Kurz drauf setzt leichter Niesel ein, der Wettergott scheint sagen zu wollen: Auf auf, jetzt aber weiter, ich muss jetzt auch mal wieder ein Gewitter machen, schaut dass ihr bis dahin über den Grat drüber kommt!“ Ein paar schwarze, edle Kühe nähern sich und wollen meinen Platz einnehmen, vermutlich IHR Platz. Auch Kühe lieben Seeblick!



Beim Weitergehen sieht man gut, was der junge Mann so eklig fand: Der ganze See ist komplett zugewachsen mit Algen und Pflanzen-Zeug, das bis kurz unter die Wasseroberfläche wächst und ihn wer weiß nicht wo alles gekitzelt haben muss…


Da wo wir alle vermuten, dass es weiter hoch geht, höre ich plötzlich Steinschlag.
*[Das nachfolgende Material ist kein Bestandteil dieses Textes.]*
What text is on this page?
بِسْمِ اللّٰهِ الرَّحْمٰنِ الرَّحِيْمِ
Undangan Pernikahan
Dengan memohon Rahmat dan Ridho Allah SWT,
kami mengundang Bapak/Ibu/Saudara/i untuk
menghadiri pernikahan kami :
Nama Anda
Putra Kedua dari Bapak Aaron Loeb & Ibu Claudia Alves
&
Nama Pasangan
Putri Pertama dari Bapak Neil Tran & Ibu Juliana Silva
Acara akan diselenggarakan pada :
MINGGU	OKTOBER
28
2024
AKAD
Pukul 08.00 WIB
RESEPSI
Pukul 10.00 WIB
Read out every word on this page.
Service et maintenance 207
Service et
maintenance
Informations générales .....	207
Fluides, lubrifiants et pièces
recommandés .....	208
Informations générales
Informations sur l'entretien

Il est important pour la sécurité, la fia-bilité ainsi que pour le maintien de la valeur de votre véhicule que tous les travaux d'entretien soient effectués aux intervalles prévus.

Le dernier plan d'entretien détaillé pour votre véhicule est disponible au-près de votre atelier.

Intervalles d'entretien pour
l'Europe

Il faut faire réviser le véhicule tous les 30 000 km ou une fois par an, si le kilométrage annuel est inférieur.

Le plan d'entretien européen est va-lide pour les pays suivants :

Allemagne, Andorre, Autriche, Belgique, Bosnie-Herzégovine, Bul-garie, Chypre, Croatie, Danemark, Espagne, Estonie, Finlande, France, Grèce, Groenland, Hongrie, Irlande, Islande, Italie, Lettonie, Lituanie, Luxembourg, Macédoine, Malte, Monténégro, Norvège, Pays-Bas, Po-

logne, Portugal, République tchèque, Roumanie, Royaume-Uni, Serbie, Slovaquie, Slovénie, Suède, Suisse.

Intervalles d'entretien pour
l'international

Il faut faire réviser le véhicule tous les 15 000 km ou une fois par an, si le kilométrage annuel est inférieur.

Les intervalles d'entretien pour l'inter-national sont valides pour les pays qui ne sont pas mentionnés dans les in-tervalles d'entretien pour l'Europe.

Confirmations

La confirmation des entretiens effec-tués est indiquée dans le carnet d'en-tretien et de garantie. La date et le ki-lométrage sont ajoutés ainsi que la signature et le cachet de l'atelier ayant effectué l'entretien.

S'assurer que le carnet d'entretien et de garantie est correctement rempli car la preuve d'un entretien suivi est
GAR nicht gut…es kracht ziemlich viel Felsmasse runter. Ich hab dem Mann versprochen umzukehren, wenn es heute auf der langen und schweren Etappe nicht geht oder wenn was gefährlich ist. Vom Himmel fallende Felsbrocken fiele wohl in letztere Kategorie…Die 4 Draußen-Schläfer sind schon vorgegangen, haben ihre bunten Regenhüllen über die Rucksäcke gespannt, so das man anhand der bunten Punkte auf grauem Stein gut sehen kann, wo sie gehen, und dass der Weg vor dem Steinschlag-Geröllfeld doch nochmal weg abbiegt. Also gut, los gehts, finaler Anstieg.




Uuuund die allerletzten Meter….

Oben am Grat ein kurzes Ausschnaufen, ich vermute, es ist der zweithöchste Punkt der Reise, oder zumindest nahe dran. Es ist 13 Uhr. Ich hab jetzt 7 h bis hier rauf gebraucht, inkl. einer Stunde Pause, aber trotzdem einfach krass lange. Ich mache meinem Ruf als langsamste auf dem GTA wieder mal alle Ehre. Der Pausenstop unten war gut gewählt - es ist wie erwartet kalt und windig, der Niesel wird stärker, richtig doll regnen tut es noch nicht, die Steine sind noch nicht richtig nass und rutschig. Aber die Wolken ziehen mehr und mehr zu und ich mache mich sofort weiter.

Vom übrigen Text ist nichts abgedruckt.